Apprezza Delio Rossi?
«Come personaggio e per come fa giocare le squadre, peraltro non penso che sia un allenatore da subentro, con lui si fa un progetto e si costruisce la squadra, da inizio stagione è in assoluto fra i migliori: ha idee e schemi, necessita esclusivamente di serenità ambientale».
Della sua Sampdoria chi è rimasto?
«Due colonne della segreteria, Pinuccia Sardella, che seguiva personalmente Paolo Mantovani e poi il figlio Enrico, e Filippo Spitaleri, in amministrazione nell’intera epoca Mantovani».
Quali derby ricorda più volentieri?
«Il mio primo, alla Samp, con Ulivieri in panchina, reduce dal terzo posto in B con la promozione. Era il novembre dell’82, finì 1-1, segnò Mancini e si fece male, pareggiò Giuliano Fiorini (scomparso nel 2005, ndr) sotto la gradinata sud e fece il gesto dell’ombrello ai tifosi blucerchiati. Nel ritorno della stagione successiva finì 0-0, il Genoa era in zona retrocessione e noi eravamo davvero forti».
L’arbitro Agnolin annullò 3 gol, alla Samp.

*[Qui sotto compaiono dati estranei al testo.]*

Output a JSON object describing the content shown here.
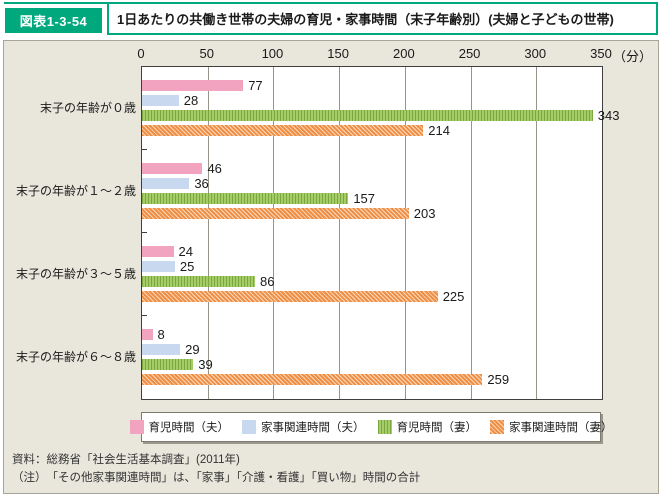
{
  "header": {
    "badge": "図表1-3-54",
    "title": "1日あたりの共働き世帯の夫婦の育児・家事時間（末子年齢別）(夫婦と子どもの世帯)"
  },
  "chart_data": {
    "type": "bar",
    "orientation": "horizontal",
    "title": "1日あたりの共働き世帯の夫婦の育児・家事時間（末子年齢別）(夫婦と子どもの世帯)",
    "unit_label": "（分）",
    "axis_ticks": [
      0,
      50,
      100,
      150,
      200,
      250,
      300,
      350
    ],
    "xlim": [
      0,
      350
    ],
    "grid": true,
    "legend_position": "bottom",
    "categories": [
      "末子の年齢が０歳",
      "末子の年齢が１～２歳",
      "末子の年齢が３～５歳",
      "末子の年齢が６～８歳"
    ],
    "series": [
      {
        "name": "育児時間（夫）",
        "color": "#f2a3bf",
        "stripe_color": "#f2a3bf",
        "pattern": "solid",
        "values": [
          77,
          46,
          24,
          8
        ]
      },
      {
        "name": "家事関連時間（夫）",
        "color": "#c8d8ef",
        "stripe_color": "#c8d8ef",
        "pattern": "solid",
        "values": [
          28,
          36,
          25,
          29
        ]
      },
      {
        "name": "育児時間（妻）",
        "color": "#a6cb69",
        "stripe_color": "#79a83c",
        "pattern": "vertical-stripes",
        "values": [
          343,
          157,
          86,
          39
        ]
      },
      {
        "name": "家事関連時間（妻）",
        "color": "#ee8f45",
        "stripe_color": "#fbd9bd",
        "pattern": "diagonal-hatch",
        "values": [
          214,
          203,
          225,
          259
        ]
      }
    ]
  },
  "footer": {
    "source": "資料：総務省「社会生活基本調査」(2011年)",
    "note": "（注）　「その他家事関連時間」は、「家事」「介護・看護」「買い物」時間の合計"
  },
  "colors": {
    "accent_green": "#00a87d",
    "panel_bg": "#e9e6dc",
    "grid": "#999489",
    "plot_border": "#3f3f3f"
  }
}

«Si diceva fosse simpatizzante del Grifo. Su colpo di testa dell’inglese Trevor Francis la palla finì sulla traversa, Casagrande sulla linea ribadì in porta e la rete parve a tutti regolare. Fu uno 0-0 molto discusso, a noi in fondo la partita interessava relativamente, all’uscita di Marassi ci accusarono di avere fatto la torta… E pensare che il presidente Paolo Mantovani aveva promesso un premio speciale per la vittoria e persino per ogni gol di scarto».
E tra le sconfitte?
«Il 2-1 del novembre ’90, nella stagione dello scudetto. Segnò il brasiliano Branco su punizione, fu la cartolina di Natale per i genoani, con Pagliuca che volava all’incrocio. Il Genoa arrivò quarto e si qualificò in coppa Uefa, con Osvaldo Bagnoli in panchina».

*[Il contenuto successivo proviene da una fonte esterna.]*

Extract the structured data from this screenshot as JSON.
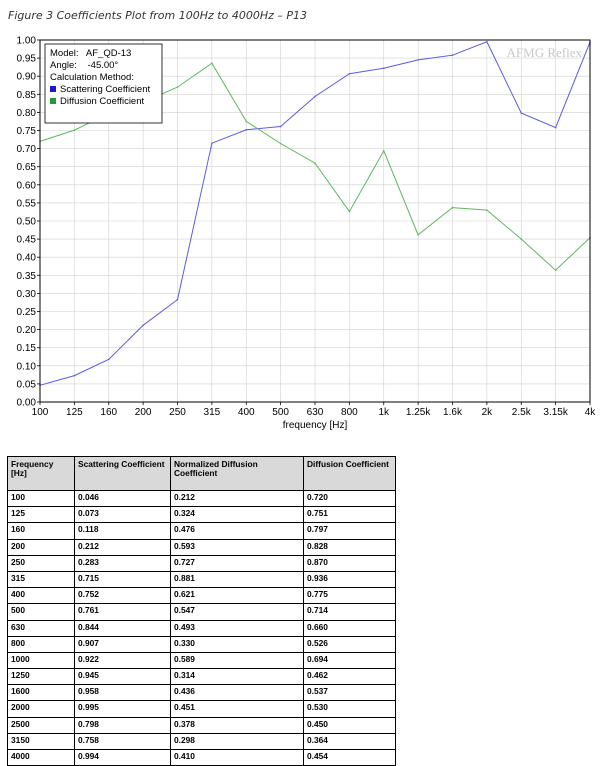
{
  "caption": "Figure 3 Coefficients Plot from 100Hz to 4000Hz – P13",
  "chart_data": {
    "type": "line",
    "xlabel": "frequency [Hz]",
    "ylabel": "",
    "ylim": [
      0,
      1
    ],
    "grid": true,
    "watermark": "AFMG Reflex",
    "categories": [
      "100",
      "125",
      "160",
      "200",
      "250",
      "315",
      "400",
      "500",
      "630",
      "800",
      "1k",
      "1.25k",
      "1.6k",
      "2k",
      "2.5k",
      "3.15k",
      "4k"
    ],
    "yticks": [
      "0.00",
      "0.05",
      "0.10",
      "0.15",
      "0.20",
      "0.25",
      "0.30",
      "0.35",
      "0.40",
      "0.45",
      "0.50",
      "0.55",
      "0.60",
      "0.65",
      "0.70",
      "0.75",
      "0.80",
      "0.85",
      "0.90",
      "0.95",
      "1.00"
    ],
    "legend": {
      "position": "top-left",
      "model": "Model:   AF_QD-13",
      "angle": "Angle:    -45.00°",
      "method": "Calculation Method:",
      "entries": [
        "Scattering Coefficient",
        "Diffusion Coefficient"
      ]
    },
    "series": [
      {
        "name": "Scattering Coefficient",
        "color": "#5a5ae6",
        "values": [
          0.046,
          0.073,
          0.118,
          0.212,
          0.283,
          0.715,
          0.752,
          0.761,
          0.844,
          0.907,
          0.922,
          0.945,
          0.958,
          0.995,
          0.798,
          0.758,
          0.994
        ]
      },
      {
        "name": "Diffusion Coefficient",
        "color": "#5cb85c",
        "values": [
          0.72,
          0.751,
          0.797,
          0.828,
          0.87,
          0.936,
          0.775,
          0.714,
          0.66,
          0.526,
          0.694,
          0.462,
          0.537,
          0.53,
          0.45,
          0.364,
          0.454
        ]
      }
    ]
  },
  "table": {
    "headers": [
      "Frequency [Hz]",
      "Scattering Coefficient",
      "Normalized Diffusion Coefficient",
      "Diffusion Coefficient"
    ],
    "rows": [
      [
        "100",
        "0.046",
        "0.212",
        "0.720"
      ],
      [
        "125",
        "0.073",
        "0.324",
        "0.751"
      ],
      [
        "160",
        "0.118",
        "0.476",
        "0.797"
      ],
      [
        "200",
        "0.212",
        "0.593",
        "0.828"
      ],
      [
        "250",
        "0.283",
        "0.727",
        "0.870"
      ],
      [
        "315",
        "0.715",
        "0.881",
        "0.936"
      ],
      [
        "400",
        "0.752",
        "0.621",
        "0.775"
      ],
      [
        "500",
        "0.761",
        "0.547",
        "0.714"
      ],
      [
        "630",
        "0.844",
        "0.493",
        "0.660"
      ],
      [
        "800",
        "0.907",
        "0.330",
        "0.526"
      ],
      [
        "1000",
        "0.922",
        "0.589",
        "0.694"
      ],
      [
        "1250",
        "0.945",
        "0.314",
        "0.462"
      ],
      [
        "1600",
        "0.958",
        "0.436",
        "0.537"
      ],
      [
        "2000",
        "0.995",
        "0.451",
        "0.530"
      ],
      [
        "2500",
        "0.798",
        "0.378",
        "0.450"
      ],
      [
        "3150",
        "0.758",
        "0.298",
        "0.364"
      ],
      [
        "4000",
        "0.994",
        "0.410",
        "0.454"
      ]
    ]
  }
}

Quell’anno fu premiato dal direttore Marino Bartoletti con il Guerin d’oro, come miglior ds del campionato.
«La mia Sampdoria è sempre rimasta davanti al Genoa, in classifica o come categoria. Quella volta peraltro i rossoblù meritarono anche di vincere, in una cornice indimenticabile delle due curve, nello stadio appena ristrutturato per i mondiali. Sembrava di essere a teatro, i genoani prepararono un bandierone azzurro, come un mare in movimento in cui passavano le tre caravelle».
Lasciò nel ’97, poiché Enrico Mantovani preferiva gestire personalmente la Sampdoria. Da allora quanti derby ha visto?

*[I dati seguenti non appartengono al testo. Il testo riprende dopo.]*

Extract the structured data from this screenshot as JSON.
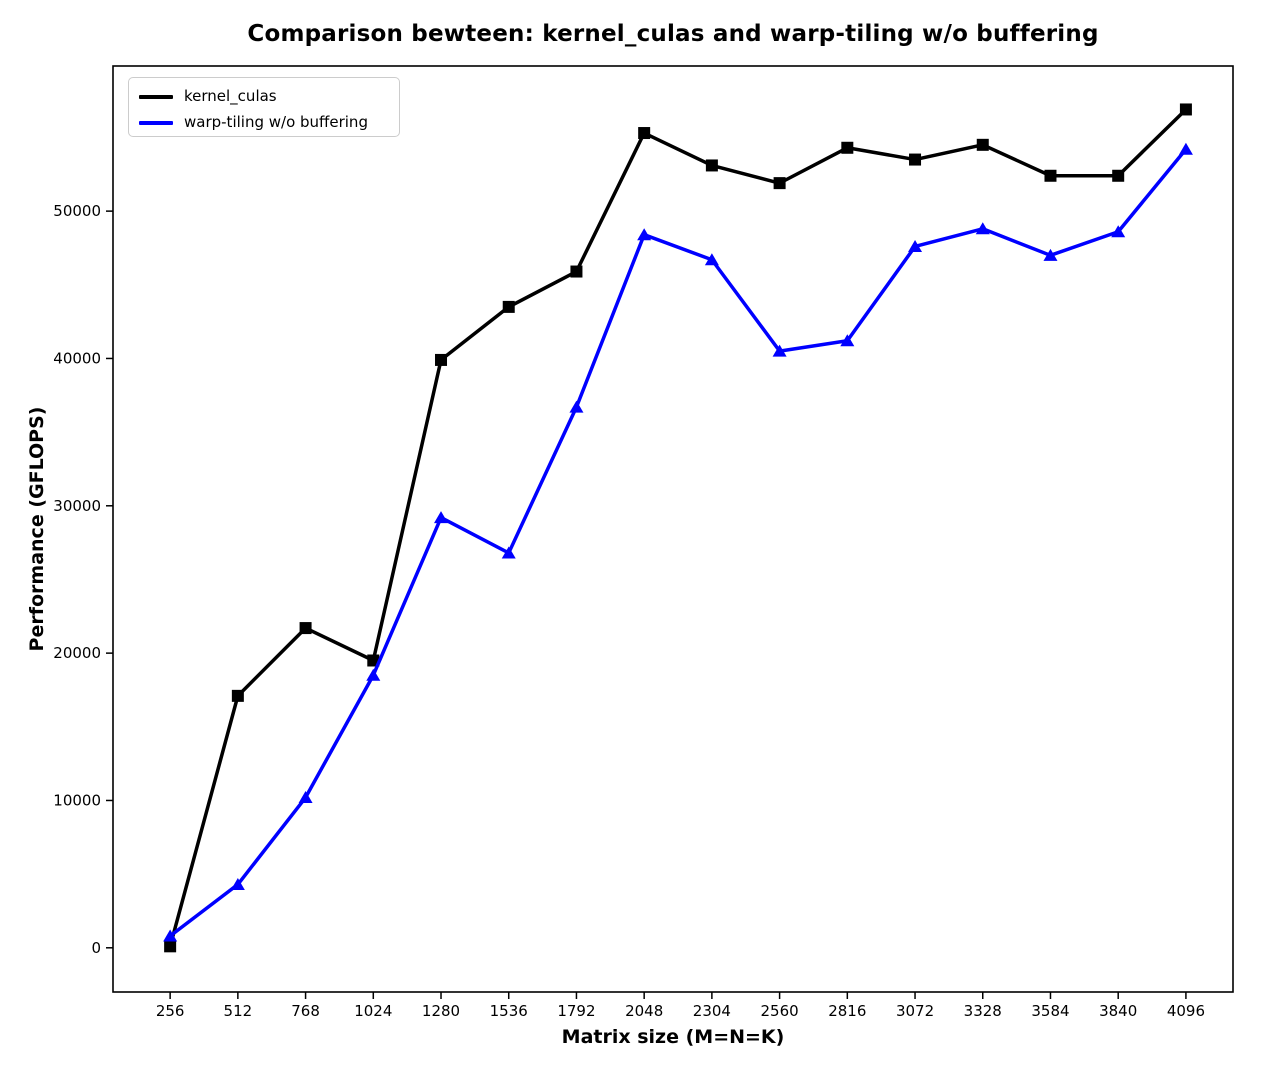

«Nessuno, per scelta. Ho sempre pensato che chi lavora in una società sportiva deve poterlo fare in pace, mi fossi fatto vedere allo stadio sarebbe successo di tutto. Tornai solo con la Ternana, nel 2000-01, mi affacciai a seguire il riscaldamento delle squadre, come ho sempre fatto, e il pubblico mi chiamò sotto la curva, così mi arrivarono persino rose. Ancora mi chiedo come faccio essere ancora vivo, rischiai di morire di crepacuore».
E allora che opinione ha del nuovo ds Carlo Osti?
«È una bravissima persona, seria e limpida come poche, nel mondo del calcio».